Ne ha parlato questa mattina, in collegamento a una conferenza stampa a Palazzo Ducale a Venezia, il direttore dei Musei Nazionali calabresi, Fabrizio Sudano, sottolineando che Vibo Valentia "ha un legame particolare con i sequestri e con i materiali che vengono da questo tipo di operazioni dei carabinieri".
Il direttore del museo di Vibo, Michele Mazza, ha aggiunto che nell'ambito di un progetto specifico destinato a questo tipo di reperti, "il cratere farà da padrone. Si tratta di un vero e proprio capolavoro", ha detto. "L'analisi del restauratore ha evidenziato che già nel IV secolo fu oggetto di un restauro: lo si è voluto mantenere già nell'antichità o perché era destinato a una figura importante o perché già allora si trattava di un capolavoro".

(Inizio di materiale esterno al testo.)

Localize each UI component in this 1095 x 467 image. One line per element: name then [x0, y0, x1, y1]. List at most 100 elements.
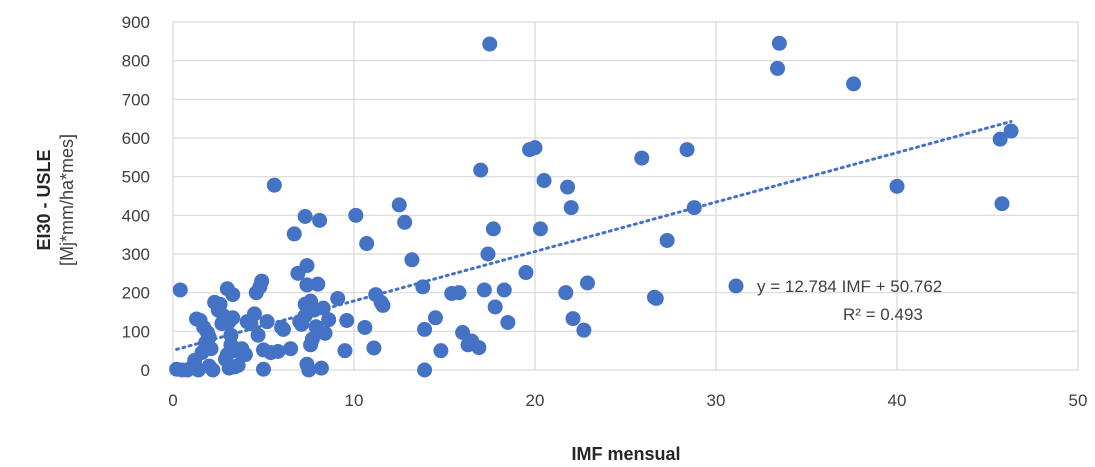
y-tick-label: 300 [122, 245, 150, 264]
trendline-r2: R² = 0.493 [843, 305, 923, 324]
data-point [451, 285, 467, 301]
data-point [375, 297, 391, 313]
x-tick-label: 10 [345, 391, 364, 410]
data-point [201, 329, 217, 345]
data-point [482, 36, 498, 52]
data-point [359, 236, 375, 252]
data-point [299, 258, 315, 274]
y-tick-label: 900 [122, 13, 150, 32]
data-point [518, 265, 534, 281]
data-point [310, 276, 326, 292]
data-point [532, 221, 548, 237]
data-point [579, 275, 595, 291]
data-point [339, 313, 355, 329]
data-point [270, 343, 286, 359]
data-point [203, 341, 219, 357]
data-point [301, 362, 317, 378]
data-point [994, 196, 1010, 212]
data-point [225, 287, 241, 303]
data-point [275, 321, 291, 337]
y-axis-ticks: 0 100 200 300 400 500 600 700 800 900 [122, 13, 150, 380]
x-tick-label: 20 [526, 391, 545, 410]
y-tick-label: 800 [122, 52, 150, 71]
data-point [485, 221, 501, 237]
data-point [771, 35, 787, 51]
data-point [500, 314, 516, 330]
data-point [536, 173, 552, 189]
data-point [250, 327, 266, 343]
x-tick-label: 30 [707, 391, 726, 410]
y-tick-label: 400 [122, 206, 150, 225]
y-tick-label: 600 [122, 129, 150, 148]
data-point [391, 197, 407, 213]
data-point [259, 314, 275, 330]
data-point [397, 214, 413, 230]
data-point [172, 282, 188, 298]
y-tick-label: 500 [122, 168, 150, 187]
data-point [846, 76, 862, 92]
data-point [205, 362, 221, 378]
x-axis-title: IMF mensual [571, 444, 680, 464]
data-point [889, 178, 905, 194]
data-point [304, 331, 320, 347]
data-point [212, 296, 228, 312]
data-point [527, 140, 543, 156]
data-point [563, 200, 579, 216]
data-point [476, 282, 492, 298]
data-point [417, 362, 433, 378]
data-point [297, 208, 313, 224]
data-point [337, 343, 353, 359]
data-point [648, 290, 664, 306]
data-point [558, 285, 574, 301]
data-point [686, 200, 702, 216]
data-point [496, 282, 512, 298]
data-point [348, 207, 364, 223]
data-point [299, 277, 315, 293]
annotation-marker [728, 278, 744, 294]
x-tick-label: 0 [168, 391, 177, 410]
x-tick-label: 50 [1069, 391, 1088, 410]
trendline-equation: y = 12.784 IMF + 50.762 [757, 277, 942, 296]
data-point [471, 340, 487, 356]
y-axis-unit: [Mj*mm/ha*mes] [57, 134, 77, 266]
y-tick-label: 200 [122, 284, 150, 303]
data-point [366, 340, 382, 356]
data-point [433, 343, 449, 359]
data-point [1003, 123, 1019, 139]
data-point [266, 177, 282, 193]
data-point [330, 290, 346, 306]
y-tick-label: 700 [122, 90, 150, 109]
data-point [473, 162, 489, 178]
data-point [404, 252, 420, 268]
y-axis-title: EI30 - USLE [34, 149, 54, 250]
y-tick-label: 0 [141, 361, 150, 380]
data-point [415, 279, 431, 295]
data-point [230, 357, 246, 373]
data-point [634, 150, 650, 166]
data-point [313, 360, 329, 376]
grid [172, 21, 1079, 371]
data-point [576, 322, 592, 338]
data-point [254, 273, 270, 289]
data-points [169, 35, 1019, 378]
data-point [480, 246, 496, 262]
data-point [256, 361, 271, 377]
data-point [246, 306, 262, 322]
data-point [357, 319, 373, 335]
data-point [770, 60, 786, 76]
data-point [283, 341, 299, 357]
data-point [427, 310, 443, 326]
data-point [317, 325, 333, 341]
data-point [417, 321, 433, 337]
data-point [565, 311, 581, 327]
data-point [659, 232, 675, 248]
data-point [487, 299, 503, 315]
data-point [679, 142, 695, 158]
y-tick-label: 100 [122, 322, 150, 341]
data-point [286, 226, 302, 242]
x-tick-label: 40 [888, 391, 907, 410]
data-point [560, 179, 576, 195]
data-point [992, 131, 1008, 147]
data-point [315, 300, 331, 316]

Nel 2025 sono state quattro, compresa questa, le operazioni di recupero di reperti archeologici eseguite dal Nucleo Tutela Patrimonio Culturale. Come ha spiegato il comandante del Tpc di Venezia, Emanuele Meleleo, i reperti sono stati scoperti grazie a un'attività ispettiva eseguita nell'agosto del 2024, nel corso di un monitoraggio dei palazzi storici di Venezia nei quali sono in corso lavori di restauro. "Abbiamo riferito gli accertamenti all'autorità giudiziaria ed è emerso che non erano legittimamente detenuti, ma erano provento di scavi clandestini e di successive illecite cessioni. Nel dicembre 2024 - ha aggiunto - abbiamo effettuato le perquisizioni a Venezia e Torino per recuperare gli oggetti, poi a marzo l'autorità giudiziaria ha concesso il dissequestro a favore dello Stato.
Con le successive determinazioni del ministero della Cultura, è stato disposto un percorso di valorizzazione a favore del museo archeologico di Vibo Valentia". Nel corso dell'attività investigativa, i carabinieri si sono avvalsi di esami tecnici della Soprintendenza Abap per la città metropolitana di Venezia, del supporto operativo e logistico della Soprintendenza Abap per la città metropolitana di Torino e dei Musei Reali di Torino, e dell'assistenza dell'Avvocatura distrettuale dello Stato di Venezia.